The recent landmark Canadian Supreme Court decision granting land rights to the Tsilhqot’in First Nations for a long-contested 1,750-square-kilometer swath of British Columbia could be a conservation coup of historic proportions, with consequences for wilderness battles raging across the country.
“Aboriginal title confers the right to use and control the land and to reap the benefits flowing from it,” wrote Chief Justice Beverley McLachlin.
Countless contested land claims—including areas with proposed mines and oil pipelines—will now be called into question.
Past rulings have established a duty for government and industry to seek “consultation” from First Nations over proposed developments and resource extraction. No longer. The unanimous Supreme Court decision requires the consent of native title holders.

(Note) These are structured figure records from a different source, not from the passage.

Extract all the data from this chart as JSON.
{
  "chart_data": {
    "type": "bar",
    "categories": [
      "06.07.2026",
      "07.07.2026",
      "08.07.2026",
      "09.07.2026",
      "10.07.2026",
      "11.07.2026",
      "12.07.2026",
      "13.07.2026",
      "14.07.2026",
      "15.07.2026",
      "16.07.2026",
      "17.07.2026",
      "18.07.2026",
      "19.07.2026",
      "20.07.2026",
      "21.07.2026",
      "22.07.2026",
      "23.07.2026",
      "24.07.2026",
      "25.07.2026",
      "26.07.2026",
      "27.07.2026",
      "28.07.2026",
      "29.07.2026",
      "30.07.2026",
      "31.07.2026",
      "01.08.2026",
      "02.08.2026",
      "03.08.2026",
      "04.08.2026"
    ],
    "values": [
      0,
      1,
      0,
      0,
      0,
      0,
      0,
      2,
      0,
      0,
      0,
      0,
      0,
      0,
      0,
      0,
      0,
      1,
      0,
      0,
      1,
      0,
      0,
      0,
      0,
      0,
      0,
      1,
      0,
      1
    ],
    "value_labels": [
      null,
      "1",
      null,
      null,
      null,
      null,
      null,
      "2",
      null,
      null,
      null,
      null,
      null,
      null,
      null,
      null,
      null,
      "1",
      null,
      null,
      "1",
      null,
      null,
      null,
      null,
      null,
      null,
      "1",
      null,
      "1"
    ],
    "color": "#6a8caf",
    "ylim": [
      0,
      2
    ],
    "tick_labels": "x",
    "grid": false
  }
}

“We’ve pretty much blown the doors off the colonial notion of denying indigenous land rights,” said Chief Stewart Phillip, president of the Union of British Columbia Indian Chiefs.
Past court rulings had distinguished between title claims based on permanent habitation by First Nations and land used only seasonally. The Supreme Court ruling does away with that distinction.

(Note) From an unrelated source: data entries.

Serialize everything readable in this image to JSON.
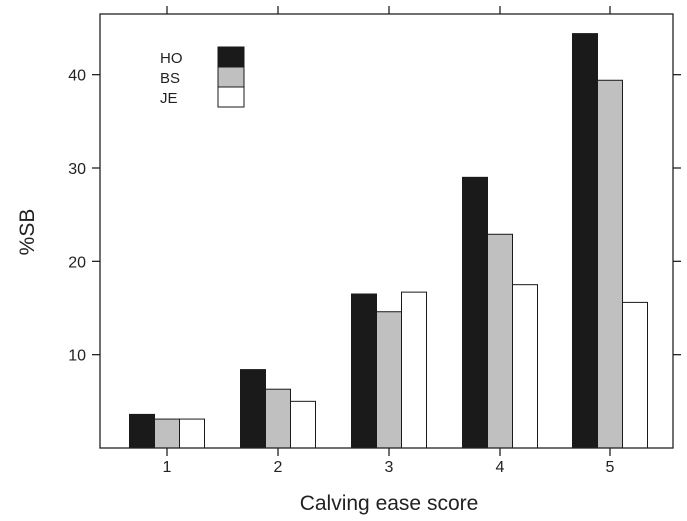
{
  "chart_data": {
    "type": "bar",
    "title": "",
    "xlabel": "Calving ease score",
    "ylabel": "%SB",
    "categories": [
      "1",
      "2",
      "3",
      "4",
      "5"
    ],
    "series": [
      {
        "name": "HO",
        "color": "#1a1a1a",
        "values": [
          3.6,
          8.4,
          16.5,
          29.0,
          44.4
        ]
      },
      {
        "name": "BS",
        "color": "#c0c0c0",
        "values": [
          3.1,
          6.3,
          14.6,
          22.9,
          39.4
        ]
      },
      {
        "name": "JE",
        "color": "#ffffff",
        "values": [
          3.1,
          5.0,
          16.7,
          17.5,
          15.6
        ]
      }
    ],
    "yticks": [
      10,
      20,
      30,
      40
    ],
    "ylim": [
      0,
      46.5
    ],
    "grid": false,
    "legend_position": "top-left"
  }
}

“This decision goes so much further than previous decisions and gives rights to the land—not in a token way, where you establish traditional use sites for ceremonial or burial places,” said Peter Wood, a campaign director for the Canadian Parks and Wilderness Society British Columbia. “This extends to the total usage of land required to maintain their traditional way of life. Essentially this says first rights of the land goes to First Nations. We’re still contemplating the repercussions, but it seems like a game changer.”